In the vast universe of NBA players that may have been available, few would have fit better with the Celtics  than Joe Smith. The veteran big man possesses just about every skill the C’s bench needs–shooting range, length, experience.
But Smith is gone to New Orleans of all places, along with Chris Wilcox and some future considerations for Tyson Chandler , and indications are the Hornets are going to keep him. That’s too bad for the Celtics , but that’s merely a sidebar to the developing story within this trade, which is Sam Presti is one heck of a general manager.
When Presti took over the then-Sonics he had an unbalanced roster with two high-priced scorers–Ray Allen and Rashard Lewis–and a collection of mishmashed talents. In a year and a half he now has one of the most dynamic rosters in the league.
Trading Allen and letting Lewis walk cleared the runway, while drafting Kevin Durant , Jeff Green  and Russell Westbrook  and collecting oodles of draft picks and cap space laid the foundation. But at some point Presti had to avoid the trap that so many small market teams fall into. Namely, utilizing all those assets to acquire a real-live NBA player instead of hoping for an imaginary free agent that may or may not materialize.

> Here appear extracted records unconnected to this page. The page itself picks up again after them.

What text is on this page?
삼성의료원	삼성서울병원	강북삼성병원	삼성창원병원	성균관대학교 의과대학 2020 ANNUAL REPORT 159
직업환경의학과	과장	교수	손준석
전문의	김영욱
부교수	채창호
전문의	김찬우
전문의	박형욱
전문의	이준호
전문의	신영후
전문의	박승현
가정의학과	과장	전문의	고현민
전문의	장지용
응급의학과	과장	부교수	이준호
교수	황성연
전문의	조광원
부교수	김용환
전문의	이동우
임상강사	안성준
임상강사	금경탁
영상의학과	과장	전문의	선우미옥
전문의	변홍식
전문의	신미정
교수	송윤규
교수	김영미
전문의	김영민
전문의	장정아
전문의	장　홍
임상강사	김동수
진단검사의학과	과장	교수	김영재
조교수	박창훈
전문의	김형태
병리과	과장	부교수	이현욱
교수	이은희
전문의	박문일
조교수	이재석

In Chandler, Presti obtained a still-young and still athletic shot-blocking, rebounding big man, which is truly one of the rarest commodities in the sport. And he got him for players with expiring contracts he didn’t need without surrendering any of those draft picks.
This is a bad move for New Orleans, no matter how the Hornets try to spin it. Smith and Wilcox might help, but they’re no Chandler. Devon Hardin might be a poor-man’s Chandler or he might be another Saer Sene. The rumors are out that the Hornets are having money problems  and it’s hard not to see this deal in any other light.
If there is one benefit for the Celtics it’s that it significantly weakens a contender in the West, but that’s small consolation.